Burl Wood-Spalted Box Elder Vessel

Spalted Box Elder Burl Wood Vessel

My good friend and wood turner Dustin Coates of Etna, New Hampshire, sold me a piece of burl wood a year and a half ago. I wanted to wait until my skills improved before tackling rare and expensive wood. So I finally got my courage up to tackle this large piece of spalted box elder burl.

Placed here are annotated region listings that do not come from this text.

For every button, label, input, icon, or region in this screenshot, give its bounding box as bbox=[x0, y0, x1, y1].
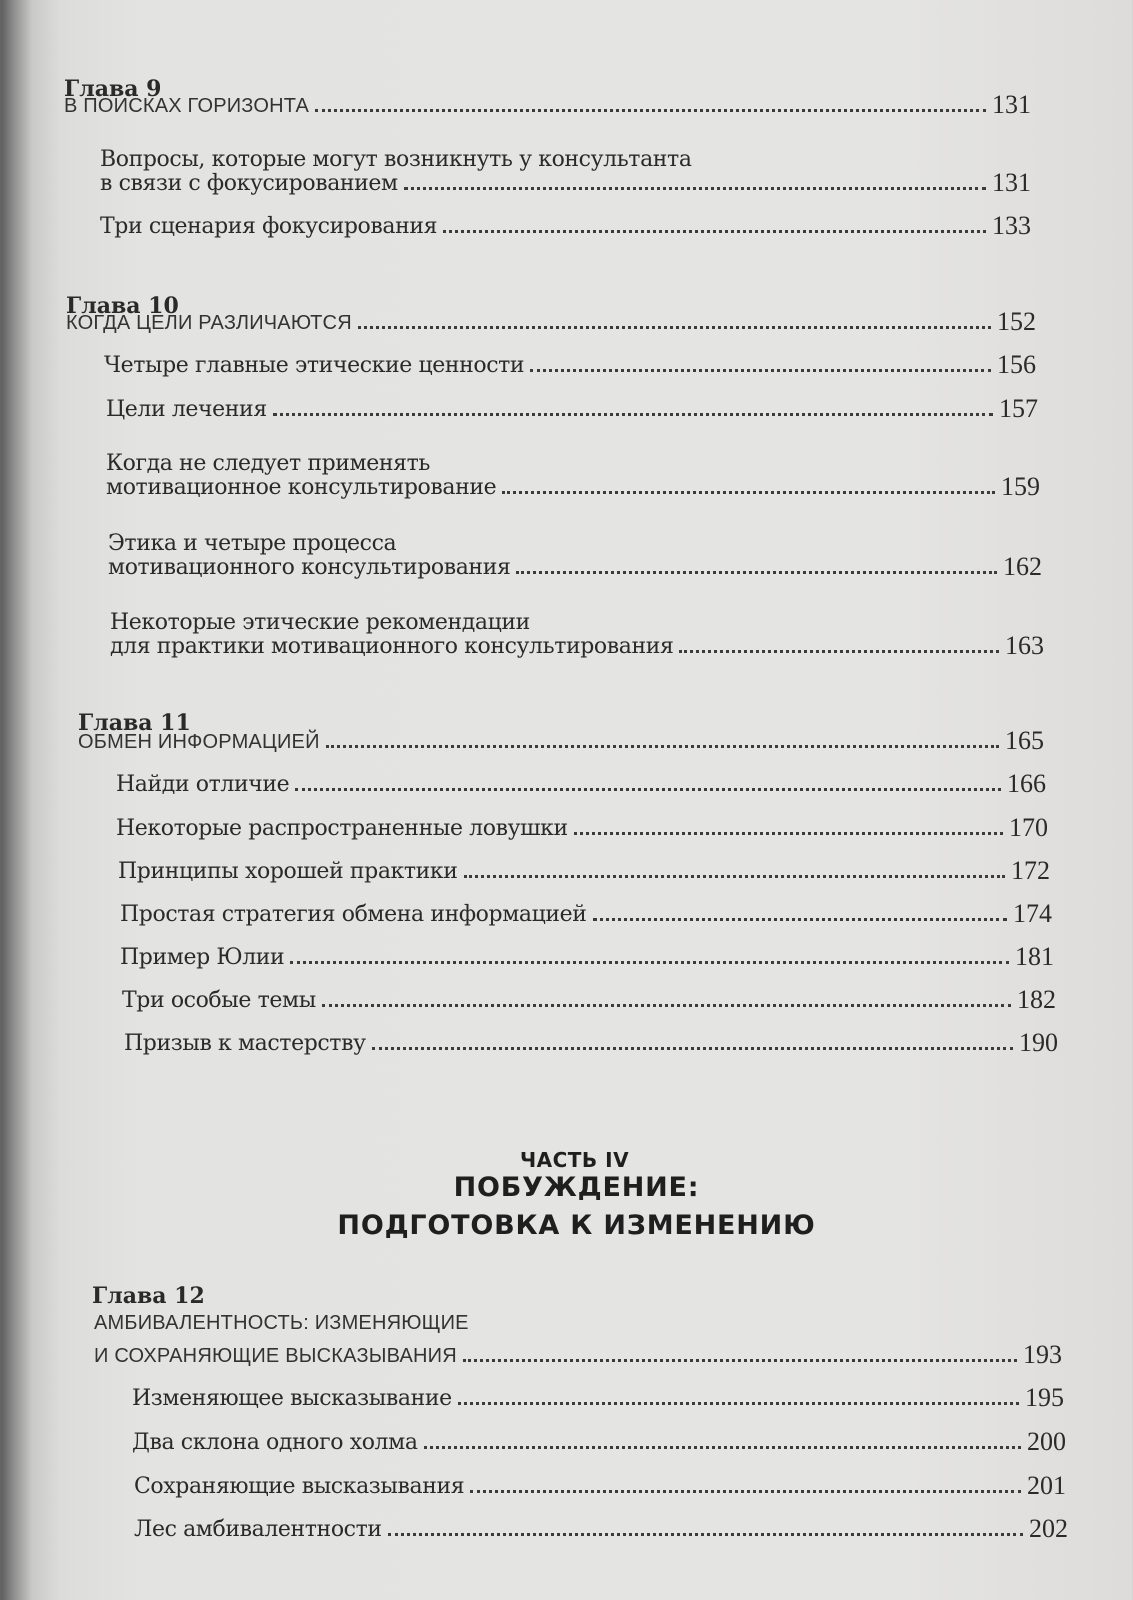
section-title: мотивационного консультирования bbox=[108, 555, 511, 580]
section-title: Некоторые распространенные ловушки bbox=[116, 816, 568, 841]
chapter-label: Глава 10 bbox=[66, 293, 179, 319]
toc-entry bbox=[100, 213, 1031, 239]
dot-leader bbox=[679, 650, 999, 653]
dot-leader bbox=[593, 918, 1007, 921]
dot-leader bbox=[443, 230, 986, 233]
dot-leader bbox=[530, 369, 991, 372]
page-number: 156 bbox=[997, 350, 1036, 379]
dot-leader bbox=[273, 413, 993, 416]
page-number: 202 bbox=[1029, 1514, 1068, 1543]
dot-leader bbox=[502, 491, 995, 494]
chapter-title-row bbox=[78, 728, 1044, 754]
section-title: в связи с фокусированием bbox=[100, 171, 398, 196]
page-number: 133 bbox=[992, 211, 1031, 240]
section-title: Принципы хорошей практики bbox=[118, 859, 458, 884]
toc-entry bbox=[108, 554, 1042, 580]
page-number: 166 bbox=[1007, 769, 1046, 798]
toc-entry bbox=[134, 1516, 1068, 1542]
section-title: Два склона одного холма bbox=[132, 1430, 418, 1455]
toc-entry bbox=[134, 1473, 1066, 1499]
dot-leader bbox=[404, 187, 986, 190]
page-number: 182 bbox=[1017, 985, 1056, 1014]
toc-entry bbox=[118, 858, 1050, 884]
section-title: Пример Юлии bbox=[120, 945, 285, 970]
page-number: 201 bbox=[1027, 1471, 1066, 1500]
section-title: Лес амбивалентности bbox=[134, 1517, 382, 1542]
part-label: ЧАСТЬ IV bbox=[519, 1148, 630, 1172]
dot-leader bbox=[424, 1446, 1021, 1449]
page-number: 157 bbox=[999, 394, 1038, 423]
dot-leader bbox=[290, 961, 1009, 964]
dot-leader bbox=[463, 1359, 1017, 1362]
section-title-line1: Этика и четыре процесса bbox=[108, 531, 397, 556]
page-number: 152 bbox=[997, 307, 1036, 336]
toc-entry bbox=[116, 771, 1046, 797]
section-title-line1: Вопросы, которые могут возникнуть у консультанта bbox=[100, 147, 692, 172]
section-title: Найди отличие bbox=[116, 772, 290, 797]
section-title: Простая стратегия обмена информацией bbox=[120, 902, 587, 927]
page-number: 174 bbox=[1013, 899, 1052, 928]
dot-leader bbox=[458, 1402, 1019, 1405]
section-title: Три особые темы bbox=[122, 988, 316, 1013]
toc-entry bbox=[120, 901, 1052, 927]
dot-leader bbox=[326, 745, 999, 748]
chapter-title-row bbox=[64, 92, 1031, 118]
section-title: мотивационное консультирование bbox=[106, 475, 497, 500]
section-title-line1: Когда не следует применять bbox=[106, 451, 430, 476]
toc-entry bbox=[120, 944, 1054, 970]
chapter-title: ОБМЕН ИНФОРМАЦИЕЙ bbox=[78, 731, 320, 753]
page-number: 181 bbox=[1015, 942, 1054, 971]
dot-leader bbox=[295, 788, 1001, 791]
section-title: Изменяющее высказывание bbox=[132, 1386, 452, 1411]
toc-entry bbox=[116, 815, 1048, 841]
dot-leader bbox=[574, 832, 1003, 835]
page-number: 193 bbox=[1023, 1340, 1062, 1369]
page-number: 162 bbox=[1003, 552, 1042, 581]
chapter-label: Глава 11 bbox=[78, 710, 191, 736]
toc-entry bbox=[132, 1385, 1064, 1411]
dot-leader bbox=[388, 1533, 1023, 1536]
toc-entry bbox=[110, 633, 1044, 659]
section-title: Призыв к мастерству bbox=[124, 1031, 366, 1056]
dot-leader bbox=[322, 1004, 1011, 1007]
part-title-line1: ПОБУЖДЕНИЕ: bbox=[453, 1172, 700, 1203]
dot-leader bbox=[315, 109, 986, 112]
section-title-line1: Некоторые этические рекомендации bbox=[110, 610, 530, 635]
dot-leader bbox=[358, 326, 991, 329]
dot-leader bbox=[470, 1490, 1021, 1493]
chapter-title-row bbox=[94, 1342, 1062, 1368]
section-title: Сохраняющие высказывания bbox=[134, 1474, 465, 1499]
page-number: 172 bbox=[1011, 856, 1050, 885]
page-number: 170 bbox=[1009, 813, 1048, 842]
chapter-label: Глава 12 bbox=[92, 1283, 205, 1309]
part-title-line2: ПОДГОТОВКА К ИЗМЕНЕНИЮ bbox=[337, 1210, 816, 1241]
toc-entry bbox=[124, 1030, 1058, 1056]
section-title: для практики мотивационного консультирования bbox=[110, 634, 674, 659]
toc-entry bbox=[132, 1429, 1066, 1455]
chapter-label: Глава 9 bbox=[64, 76, 162, 102]
page-number: 163 bbox=[1005, 631, 1044, 660]
toc-entry bbox=[100, 170, 1031, 196]
toc-entry bbox=[106, 396, 1038, 422]
page-number: 165 bbox=[1005, 726, 1044, 755]
page-number: 131 bbox=[992, 90, 1031, 119]
chapter-title: КОГДА ЦЕЛИ РАЗЛИЧАЮТСЯ bbox=[66, 312, 352, 334]
section-title: Три сценария фокусирования bbox=[100, 214, 438, 239]
toc-entry bbox=[106, 474, 1040, 500]
dot-leader bbox=[516, 571, 997, 574]
chapter-title: В ПОИСКАХ ГОРИЗОНТА bbox=[64, 95, 310, 117]
chapter-title: И СОХРАНЯЮЩИЕ ВЫСКАЗЫВАНИЯ bbox=[94, 1345, 457, 1367]
section-title: Цели лечения bbox=[106, 397, 267, 422]
toc-entry bbox=[122, 987, 1056, 1013]
chapter-title-row bbox=[66, 309, 1036, 335]
page-number: 195 bbox=[1025, 1383, 1064, 1412]
page-number: 159 bbox=[1001, 472, 1040, 501]
page-number: 131 bbox=[992, 168, 1031, 197]
page-number: 190 bbox=[1019, 1028, 1058, 1057]
section-title: Четыре главные этические ценности bbox=[104, 353, 525, 378]
toc-entry bbox=[104, 352, 1036, 378]
dot-leader bbox=[464, 875, 1005, 878]
dot-leader bbox=[372, 1047, 1013, 1050]
page-number: 200 bbox=[1027, 1427, 1066, 1456]
chapter-title-line1: АМБИВАЛЕНТНОСТЬ: ИЗМЕНЯЮЩИЕ bbox=[94, 1312, 469, 1334]
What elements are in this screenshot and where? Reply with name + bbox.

A burl is a dense collection of germinal centers, each of which would sprout if conditions were right. No one really knows why they form but many surmise that it is a plant reaction to injury of one form or another. The growths are on the outside of the tree and look like tumors.

Since the grain runs every which way inside they produce beautiful patterns when you cut across them. This was not only a nice burl but it was spalted, or attacked by fungus as well which adds to the visual interest but makes it tricky to work.

I roughed out the piece on the bandsaw and then turned it between centers to get the preliminary outside shape. I turned a tenon or plug on the lower end to mount in the four jawed chuck when I removed it from between centers.

Perhaps I tightened the jaws just a little too much on the tenon for when I went to hollow out the center by coring it out with a coring tool, it snapped off. Now I had a bowl shape with no means of making it spin in the lathe. There was no choice but to put it back between centers and cut another tenon, sacrificing some of the base of the vessel. This time I was very careful with my coring and the tenon held.

Since the natural edge of the burl looks like a mountain range when you remove the overlying bark, I wanted to leave as wide a rim as possible to highlight this feature.

Another feature of box elder is that it is subject to areas of pink to red color which add to the visual appeal. Unfortunately this color fades over time with exposure to light but it is great while it lasts.